We introduced a machine learning model designed to effectively bridge the gap between scRNA-seq and scATAc-seq profiles using co-assay single-cell data. Through the comprehensive evaluation, we have demonstrated the robust performance of our model across diverse experimental contexts, including holdout test datasets and those generated using different experimental protocols. This underscores its versatility and robustness in accurately translating between modalities, thereby facilitating comprehensive analysis of single-cell omics data. Furthermore, we also thoroughly examined the potential limitations of CrossMP. Firstly, it tends to achieve superior results with large datasets, whereas its performance diminishes with smaller datasets comprising fewer than 10,000 cells. This suggests that CrossMP performs sub-optimally with smaller datasets (Supplementary Materials, Table S1), which we plan to investigate further.

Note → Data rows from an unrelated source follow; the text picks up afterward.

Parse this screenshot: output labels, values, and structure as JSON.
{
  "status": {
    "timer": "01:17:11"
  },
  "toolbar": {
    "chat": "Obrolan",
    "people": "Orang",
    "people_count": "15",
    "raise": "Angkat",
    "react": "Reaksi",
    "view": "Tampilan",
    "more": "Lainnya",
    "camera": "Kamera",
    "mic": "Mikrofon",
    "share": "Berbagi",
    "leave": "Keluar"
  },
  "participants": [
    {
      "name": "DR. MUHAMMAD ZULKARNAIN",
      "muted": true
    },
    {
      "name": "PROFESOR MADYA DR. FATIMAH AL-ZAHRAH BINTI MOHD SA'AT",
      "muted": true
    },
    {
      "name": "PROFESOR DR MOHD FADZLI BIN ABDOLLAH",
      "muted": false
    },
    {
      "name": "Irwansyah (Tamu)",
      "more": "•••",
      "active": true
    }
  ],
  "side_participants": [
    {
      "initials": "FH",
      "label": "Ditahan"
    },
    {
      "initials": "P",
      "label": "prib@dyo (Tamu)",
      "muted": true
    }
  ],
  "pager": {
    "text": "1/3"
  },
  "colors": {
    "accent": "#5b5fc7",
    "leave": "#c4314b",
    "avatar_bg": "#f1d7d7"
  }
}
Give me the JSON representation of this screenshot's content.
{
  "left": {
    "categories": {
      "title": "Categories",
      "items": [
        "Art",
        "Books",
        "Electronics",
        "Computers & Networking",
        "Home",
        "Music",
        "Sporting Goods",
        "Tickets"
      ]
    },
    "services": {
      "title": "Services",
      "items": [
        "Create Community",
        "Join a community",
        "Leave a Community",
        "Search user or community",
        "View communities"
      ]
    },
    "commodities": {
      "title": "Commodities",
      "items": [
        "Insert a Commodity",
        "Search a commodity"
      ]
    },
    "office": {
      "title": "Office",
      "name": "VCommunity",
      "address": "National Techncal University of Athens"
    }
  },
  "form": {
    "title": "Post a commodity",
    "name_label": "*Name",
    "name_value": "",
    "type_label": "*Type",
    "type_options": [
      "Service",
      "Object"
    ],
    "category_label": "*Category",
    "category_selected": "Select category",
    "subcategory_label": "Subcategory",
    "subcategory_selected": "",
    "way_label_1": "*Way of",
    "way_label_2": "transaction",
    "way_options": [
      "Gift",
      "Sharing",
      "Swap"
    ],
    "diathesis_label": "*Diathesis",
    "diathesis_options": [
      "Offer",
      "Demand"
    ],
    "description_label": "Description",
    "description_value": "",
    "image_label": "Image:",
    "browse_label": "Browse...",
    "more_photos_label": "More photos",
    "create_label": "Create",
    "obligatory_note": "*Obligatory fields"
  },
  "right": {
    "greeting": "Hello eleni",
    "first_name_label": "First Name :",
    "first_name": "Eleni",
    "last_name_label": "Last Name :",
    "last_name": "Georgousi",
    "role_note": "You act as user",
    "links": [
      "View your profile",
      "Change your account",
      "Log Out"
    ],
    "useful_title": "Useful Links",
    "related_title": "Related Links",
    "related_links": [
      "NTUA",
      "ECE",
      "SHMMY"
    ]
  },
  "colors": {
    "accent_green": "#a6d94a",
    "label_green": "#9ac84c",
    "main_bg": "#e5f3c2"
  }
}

In addition to its performance, our model is accompanied by the user-friendly CrossMP web portal. This portal boasts an intuitive and interactive interface, empowering researchers to effortlessly harness the predictive capabilities of our model. By simply uploading their input modality data file into the specific h5ad format, researchers can seamlessly predict scRNA-seq or scATAC-seq data. Moreover, the portal offers advanced functionalities and visualization tools to further streamline data analysis and interpretation, fostering collaboration and accelerating discoveries in the field of single-cell omics.

In our future endeavors, we aim to enhance the performance of our pretrained human model by augmenting our dataset with additional human co-assay data. By expanding our dataset, we can improve the model’s accuracy and generalizability, enabling more robust translation of single-cell omics data. Furthermore, we intend to enhance our model’s capabilities by expanding its translation abilities to encompass a variety of organisms, including plants such as soybean, maize, Arabidopsis, and other species. This expansion will broaden the applicability of our model and facilitate cross-species comparisons in single-cell omics research. Additionally, we aspire to extend our model to accommodate translation between other single-cell modalities, such as single-cell proteomics data, in the future.

In parallel, we seek to enhance the functionality of the CrossMP web portal to empower users to train their own models using their own datasets. This feature will enable researchers to tailor the model to their specific experimental setups and biological questions, fostering customization and flexibility in single-cell omics analysis.